School function - a school-sponsored event or activity, regardless of location.
School-sponsored Trip - both field trips and extracurricular trips officially sanctioned by the District in accordance with Policy 4055.

Vandalism - the intentional or reckless damage or destruction of school property or the property of others, including, but not limited to, the marking, drawing or painting of school property with any impression or insignia that are: obscene or libelous; denigrates others on account of race, color, religion, national origin, sex, sexual orientation, gender identity or expression, or disability.

Violent student - an elementary or secondary student under twenty-one years of age who: (1) commits an act of violence upon a teacher, administrator or other school employee; (2) commits an act of violence upon another student or any other person; (3) possesses a gun, knife, explosive or incendiary bomb, or other dangerous instrument capable of causing physical injury or death; (4) displays what appears to be a gun, knife, explosive or incendiary bomb or other dangerous instrument capable of causing death or physical injury; (5) threatens to use any instrument that appears capable of causing physical injury or death; (6) knowingly and intentionally damages or destroys the personal property of a school district employee, another student, or any person; or (7) knowingly and intentionally damages or destroys school property.

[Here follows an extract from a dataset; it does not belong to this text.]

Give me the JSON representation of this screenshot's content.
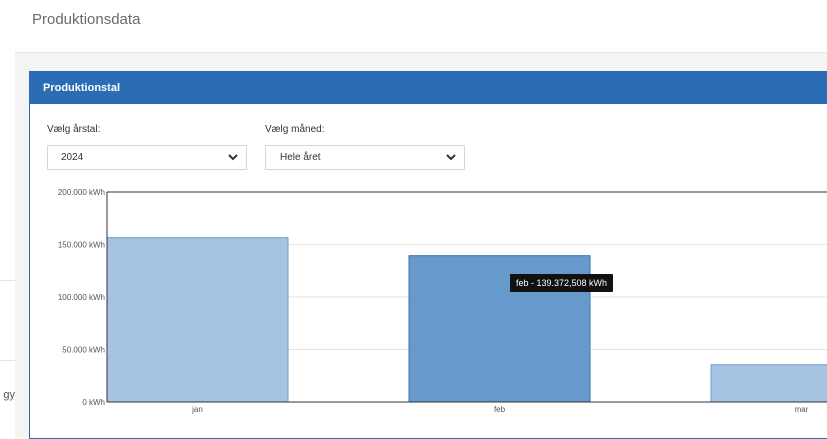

Weapon - means any firearm, rifle, shotgun, dagger, dangerous knife, dirk, razor, box cutter, stiletto, electronic dart gun, electronic gun, gravity knife, switchblade knife, pilum ballistic knife, knuckle knife, cane sword, billy, blackjack, bludgeon, metal knuckles, chuka stick, sandclub, wrist-brace type slingshot or slingshot, shirken or Kung Fu star or any weapon specified in Section 265.01 of the New York State Penal Law.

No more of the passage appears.